Particulate matter (PM) emitted by internal combustion engines has brought about serious environmental problems. Investigations of the PM oxidation behaviors and kinetics make the foundations of decreasing PM emission and working out the regeneration problems of PM capture devices. In this paper, the oxidation kinetics and microstructure evolutions of diesel PM in the oxidation process were researched. The results showed that thermogravimetric analysis (TGA) temperature history had a limited influence on the tendency of the oxidation kinetics. The volatilization of the organic compounds dominated the mass loss without any heat release at the initial stage of PM oxidation.

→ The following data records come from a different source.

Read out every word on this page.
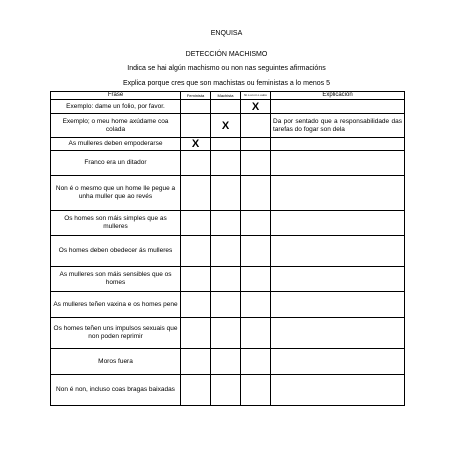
ENQUISA
DETECCIÓN MACHISMO
Indica se hai algún machismo ou non nas seguintes afirmacións
Explica porque cres que son machistas ou feministas a lo menos 5
Frase	Feminista	Machista	Ni o un ni o outro	Explicación
Exemplo: dame un folio, por favor.			X	
Exemplo; o meu home axúdame coa colada		X		Da por sentado que a responsabilidade das tarefas do fogar son dela
As mulleres deben empoderarse	X			
Franco era un ditador				
Non é o mesmo que un home lle pegue a unha muller que ao revés				
Os homes son máis simples que as mulleres				
Os homes deben obedecer ás mulleres				
As mulleres son máis sensibles que os homes				
As mulleres teñen vaxina e os homes pene				
Os homes teñen uns impulsos sexuais que non poden reprimir				
Moros fuera				
Non é non, incluso coas bragas baixadas				
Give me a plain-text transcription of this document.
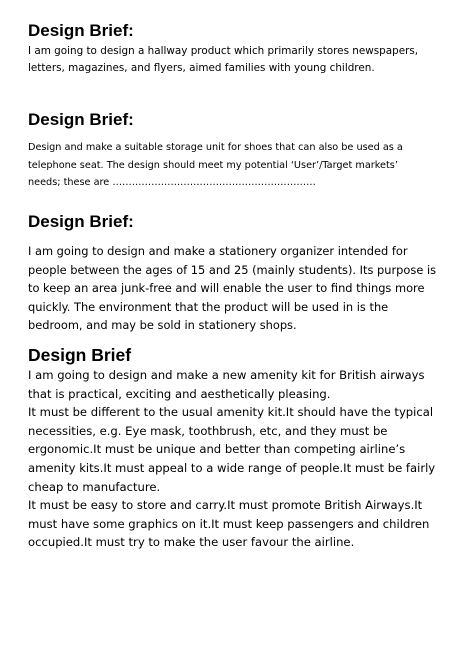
Design Brief:

I am going to design a hallway product which primarily stores newspapers,
letters, magazines, and flyers, aimed families with young children.

Design Brief:

Design and make a suitable storage unit for shoes that can also be used as a
telephone seat. The design should meet my potential ‘User’/Target markets’
needs; these are ………………………………………………………

Design Brief:

I am going to design and make a stationery organizer intended for
people between the ages of 15 and 25 (mainly students). Its purpose is
to keep an area junk-free and will enable the user to find things more
quickly. The environment that the product will be used in is the
bedroom, and may be sold in stationery shops.

Design Brief

I am going to design and make a new amenity kit for British airways
that is practical, exciting and aesthetically pleasing.
It must be different to the usual amenity kit.It should have the typical
necessities, e.g. Eye mask, toothbrush, etc, and they must be
ergonomic.It must be unique and better than competing airline’s
amenity kits.It must appeal to a wide range of people.It must be fairly
cheap to manufacture.
It must be easy to store and carry.It must promote British Airways.It
must have some graphics on it.It must keep passengers and children
occupied.It must try to make the user favour the airline.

The abnormal phenomenon (negative apparent activation energy) was observed in the oxidation process when the oxidation temperature was in the range of 200 °C–340 °C, which was ubiquitous during PM oxidation. However, the abnormal phenomenon disappeared if the PM sample was pre-treated to remove the volatile organic compounds (VOC), with the result that the phenomenon was caused by the VOC. The hydrogen bonding complex was formed in that temperature range, where the energy of the hydrogen bonding complex was lower than the value of the reactants, which caused the negative apparent activation energy. The apparent activation energy increased gradually when the temperature was higher than 340 °C.